Это, размышлял он, сидя в загроможденной мебелью гостиной миссис Бассет, одно из неожиданных последствий его брака, который и сам по себе был самым непредвиденным событием в его жизни. Женившись на девушке, по возрасту вполне годившейся ему в дочери, он с философским спокойствием приготовился ко всякого рода сюрпризам, и они не заставили себя ждать. Пожалуй, самым большим сюрпризом для него стала та легкость, с каковой он перешел к семейной жизни в деревне после стольких лет, проведенных в Лондоне, где делил все свое время между Темплем[1], обществом коллег-адвокатов и друзьями по клубу. Он возлагал вину за разрыв с профессиональной деятельностью на войну, хотя в душе всегда мечтал, что когда-нибудь уйдет в отставку и поселится в одном из очаровательных местечек в южных окрестностях Лондона, где исключительно ради собственного удовольствия заведет себе достойную практику, обслуживая только местных клиентов до тех пор, пока самые верные из них не сочтут его слишком одряхлевшим и отсталым. Но в те времена слишком уж крепки были цепи привычки, да и перспектива одинокой жизни пугала его. А вот в конце войны, когда он удачно избежал опасности быть забранным на государственную службу, эта идея внезапно показалась ему вполне выполнимой. Тому было несколько весомых причин. Во-первых, безжалостными бомбардировками Гитлер лишил Темпль прежнего очарования, стерев с лица земли чуть ли не половину его старинных зданий. Во-вторых, сложности возобновления работы в Лондоне даже Петигрю, почти четыре года работавшему сверхурочно, казались непреодолимыми. И в-третьих, он уже не чувствовал себя одиноким в жизни. Более того, как он честно признавал, деньги Элеонор сделали перспективу отставки, хотя и сопровождавшуюся тонкими язвительными намеками круга сослуживцев, гораздо более привлекательной. Теперь, спустя два года после женитьбы, он уже мог более бесстрастно относиться к молчаливому, но единодушному мнению своих старых друзей о том, как, должно быть, неудачно сложилась его жизнь.
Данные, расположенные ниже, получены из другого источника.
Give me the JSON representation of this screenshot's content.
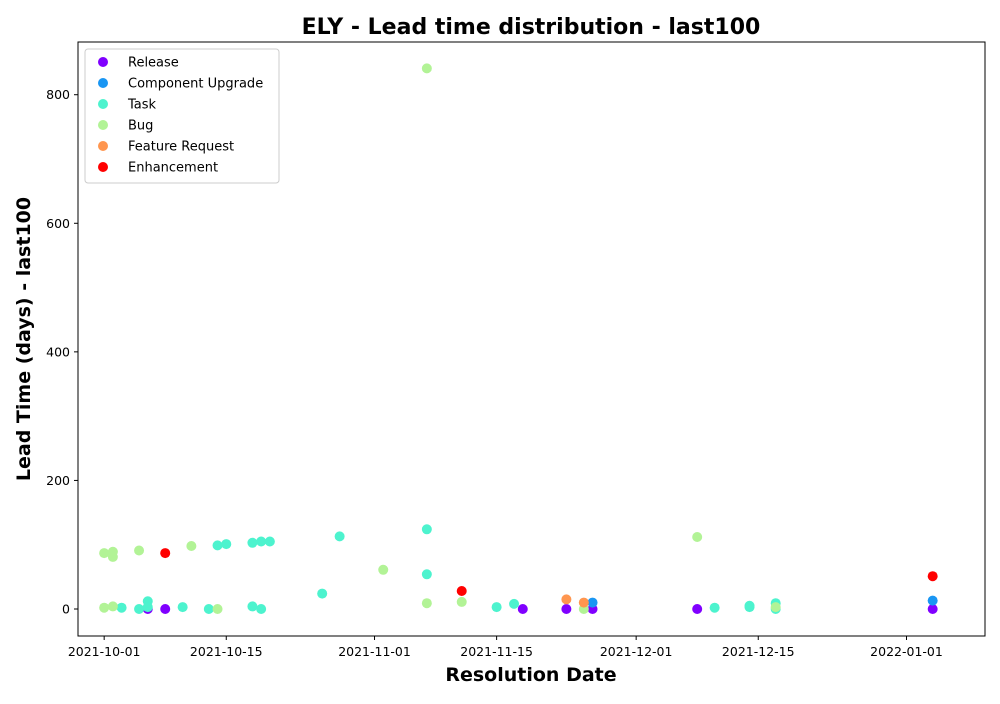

Так или иначе, сказал себе Петигрю, озирая комнату, такого продолжения своей карьеры он никак не ожидал. Все началось совершенно невинно — когда Элеонор призналась ему, что страстно любит музыку. Это признание не вызвало со стороны Петигрю ни малейшего неудовольствия. Он и сам был не прочь послушать хорошую музыку, но по причине лени и нехватки времени из-за других интересов ему не удалось развить к ней настоящий вкус. Затем выяснилось, что его молодой жене не только нравится слушать музыку, но и сама она весьма недурно играет на скрипке. И эта новость также не предвещала ничего страшного. Ни один здравомыслящий супруг не станет возражать против такого благородного увлечения, особенно когда это невинное занятие сочетается с тщательно выполняемым обещанием упражняться на инструменте только в его отсутствие. Отсюда дело, вполне естественно и логично, дошло до того, что через не сколько месяцев их жизни в Маркгемптоне она стала участвовать в городском любительском оркестре в качестве второй скрипки. Настоящие проблемы начались, когда он согласился, совершенно неофициально, проконсультировать комитет в связи с нелепым четырехсторонним спором, в который музыкальное общество было втянуто городским советом Маркгемптона (сдающего в аренду Сити-Холл, где проходили концерты оркестра), комиссией департамента государственных сборов (волнующейся о сборе налогов за развлечения) и обществом права на исполнение музыкальных произведений. Он с легкостью уладил все проблемы, но в какой-то момент потерял бдительность и позволил себе высказать мнение, что проблемы и не возникли бы, если бы счета общества велись более аккуратно. С этого момента судьба его была решена. Напрасно он убеждал членов комитета, что не имеет понятия о бухгалтерии, что его личный счет находится в самом что ни на есть запущенном состоянии. Против своей воли он заработал репутацию надежного и практичного делового человека, и отступать ему было некуда. Со всех сторон на него оказывалось беспощадное давление, и, когда он узнал, что миссис Бассет, в чьих властных руках находились не только виолончели оркестра, но и значительная часть общества их городка, начала изводить по этому поводу бедняжку Элеонор, он сдался. И вот он покорно присутствует на заседании комитета, кое-как устроившись на одном из твердых диванов гостиной миссис Бассет.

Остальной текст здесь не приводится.